Remarkably, this region of the brain continues to develop into the third decade of life.7,8 Brain
imaging research9,10 and studies of patients with brain damage11,12,13 suggest that the prefrontal
cortex is vital for controlling attention, thinking and behaviour, in part because it bridges
perceptual, emotional and motor control centres located elsewhere in brain. The fact that
prefrontal cortex is both slow to develop14,15 and important for executive control has led to the
suggestion that the development of executive functioning is closely related to the maturation of
the prefrontal cortex.16,17,18 One implication is that basic everyday challenges, such as not playing
with a forbidden toy, will be difficult even for normally-developing children.

Subject

Understanding that the prefrontal cortex is important for behavioural self-regulation and develops
gradually may provide insight into why, for example, children have difficulty: (a) stopping one
activity and switching to a new one; (b) planning ahead; (c) doing more than one thing at a time;
(d) concentrating for long periods of time; and (e) foregoing immediate rewards. Findings from
developmental cognitive neuroscience research suggests these behaviours are a normal part of
growing up and are rooted to some degree in how the brain works at this stage in life.

Problems

Understanding precisely how the development of the prefrontal cortex contributes to advances in
executive functioning is extremely challenging. First, executive functions are difficult to precisely

©2013-2024 CEECD | EXECUTIVE FUNCTIONS 8


define and measure, in part because core concepts such as inhibition and cognitive flexibility
actually do more to describe than explain behaviour. Second, it is unclear whether processes
involved in regulating one kind of behaviour, such as language, are the same as those involved in
regulating other kinds of behaviour, such as the emotions. Third, tasks that are appropriate for
testing executive functioning at one age will not typically be suitable for testing executive
functioning in older children. This makes it difficult to compare executive functioning in children of
different ages. Ultimately though, developmental cognitive neuroscientists are interested in
linking age-related changes in executive functioning with developmental changes in brain
function. To achieve this, it is necessary to not only adequately define and measure executive
functioning, but to simultaneously collect a direct measure of brain function. One approach is
functional magnetic resonance imaging (or fMRI), a safe and relatively non-invasive means of
probing changes in brain activity that occur as people perform certain tasks.

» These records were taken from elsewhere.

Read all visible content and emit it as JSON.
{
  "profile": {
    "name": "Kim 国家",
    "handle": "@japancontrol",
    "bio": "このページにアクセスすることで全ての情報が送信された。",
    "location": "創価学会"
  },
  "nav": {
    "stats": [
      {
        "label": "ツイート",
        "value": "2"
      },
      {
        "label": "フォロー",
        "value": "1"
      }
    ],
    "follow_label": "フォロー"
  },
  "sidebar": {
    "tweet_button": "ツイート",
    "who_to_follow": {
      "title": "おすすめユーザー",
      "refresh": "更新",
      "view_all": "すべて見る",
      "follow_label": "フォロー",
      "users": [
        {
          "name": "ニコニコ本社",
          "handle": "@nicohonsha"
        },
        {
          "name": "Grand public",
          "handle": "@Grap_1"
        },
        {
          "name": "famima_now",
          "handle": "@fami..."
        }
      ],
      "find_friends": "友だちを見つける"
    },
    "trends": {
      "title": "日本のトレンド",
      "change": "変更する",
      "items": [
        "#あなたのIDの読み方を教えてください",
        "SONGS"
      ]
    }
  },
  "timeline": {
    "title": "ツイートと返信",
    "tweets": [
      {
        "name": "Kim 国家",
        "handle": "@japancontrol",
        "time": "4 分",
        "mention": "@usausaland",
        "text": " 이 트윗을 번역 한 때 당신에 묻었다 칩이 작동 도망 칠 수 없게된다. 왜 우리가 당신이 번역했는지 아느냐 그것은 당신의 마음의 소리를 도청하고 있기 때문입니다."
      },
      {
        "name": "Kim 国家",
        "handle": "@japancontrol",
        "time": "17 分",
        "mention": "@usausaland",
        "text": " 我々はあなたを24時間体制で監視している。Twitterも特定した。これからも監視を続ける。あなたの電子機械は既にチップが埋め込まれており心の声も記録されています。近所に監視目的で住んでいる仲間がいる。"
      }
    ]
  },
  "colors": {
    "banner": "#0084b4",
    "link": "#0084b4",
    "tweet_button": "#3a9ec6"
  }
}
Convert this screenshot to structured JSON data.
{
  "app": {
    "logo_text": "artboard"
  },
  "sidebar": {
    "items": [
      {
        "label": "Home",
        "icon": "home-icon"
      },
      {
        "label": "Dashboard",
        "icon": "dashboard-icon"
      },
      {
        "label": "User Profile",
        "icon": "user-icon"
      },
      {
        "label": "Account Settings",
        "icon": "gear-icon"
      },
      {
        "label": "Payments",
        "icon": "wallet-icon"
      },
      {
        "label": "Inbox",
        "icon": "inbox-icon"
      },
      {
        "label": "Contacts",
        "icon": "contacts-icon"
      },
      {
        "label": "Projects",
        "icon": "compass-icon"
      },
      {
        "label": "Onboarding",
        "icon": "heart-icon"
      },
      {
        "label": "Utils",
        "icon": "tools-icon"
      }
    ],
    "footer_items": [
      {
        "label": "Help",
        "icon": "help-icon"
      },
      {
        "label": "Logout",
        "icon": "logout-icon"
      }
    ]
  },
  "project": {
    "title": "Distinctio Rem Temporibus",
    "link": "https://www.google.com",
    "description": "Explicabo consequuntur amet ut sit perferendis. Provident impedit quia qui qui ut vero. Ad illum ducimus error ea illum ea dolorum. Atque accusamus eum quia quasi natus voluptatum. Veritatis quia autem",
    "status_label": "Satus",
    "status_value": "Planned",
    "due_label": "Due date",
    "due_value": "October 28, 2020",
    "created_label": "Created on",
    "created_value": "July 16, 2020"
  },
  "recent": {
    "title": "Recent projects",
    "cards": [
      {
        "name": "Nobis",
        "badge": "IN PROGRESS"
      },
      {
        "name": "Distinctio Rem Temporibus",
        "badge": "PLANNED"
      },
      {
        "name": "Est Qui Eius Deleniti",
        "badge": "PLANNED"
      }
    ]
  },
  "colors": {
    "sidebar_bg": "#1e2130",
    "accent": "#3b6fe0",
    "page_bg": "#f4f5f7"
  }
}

While viable and safe
for use even with newborn infants,19,20 fMRI requires that participants remain very still for at least 5
to 10 minutes while the images are acquired. Abrupt movements 5 to 10 mm can render images
noisy and virtually uninterpretable. Complicating matters further, if young children perform the
prescribed tasks differently than older children, it becomes impossible to know whether age-
related differences in patterns of brain activity relate solely to differences in the age of the
participants or additionally to differences in the way younger and older children performed the
tasks. Put simply, instructing 7-year-olds to perform a task in the way 4-year-olds do could, in
principle, cause patterns of brain activity in 7-year-olds to look indistinguishable from those
observed in 4-year-olds. To mitigate these problems, researchers are developing new imaging
protocols that can be administered quickly and do not require children to perform a task. In these
so-called resting-state scans, children simply lay still for as little at five minutes with their eyes
open.21 Resulting images are used to probe for age-related changes in “intrinsic” patterns of
cortical connectivity, which then can be associated with measures of executive functioning
collected outside the MRI scanner.

Research Context

Findings from fMRI studies of executive functioning development paint a fascinating but complex
picture. Some studies, for example, report that younger children show less prefrontal cortex (PFC)
activity in the context of executive function tasks than do older participants, findings that are
consistent with the intuition that as a brain region functionally develops, it shows more robust
activity and executive functioning improves.22,23 Other findings suggest a slightly more complicated

©2013-2024 CEECD | EXECUTIVE FUNCTIONS 9


story, insofar as some regions of PFC exhibit increasing activity with increasing age, while others
show decreasing activity with increasing age.24,25,26 One interpretation of this pattern is that early in
life, executive functioning is associated with weak but diffuse PFC activity, whereas later in
development, executive functioning is associated with robust but focal PFC activity.26 Thus, at the
centre of a developing region, activity increases with age, whereas in the surround, activity
decreases with increasing age. Another interpretation is that certain regions within PFC become
more efficient with increasing age. Thus, early in development, these regions need to work very
hard to support a certain level of executive functioning performance. However, later in
development when these regions function more efficiently, they can support a comparable level of
executive functioning performance with less energy expenditure. Clearly, more research is
required to clarify this complex picture.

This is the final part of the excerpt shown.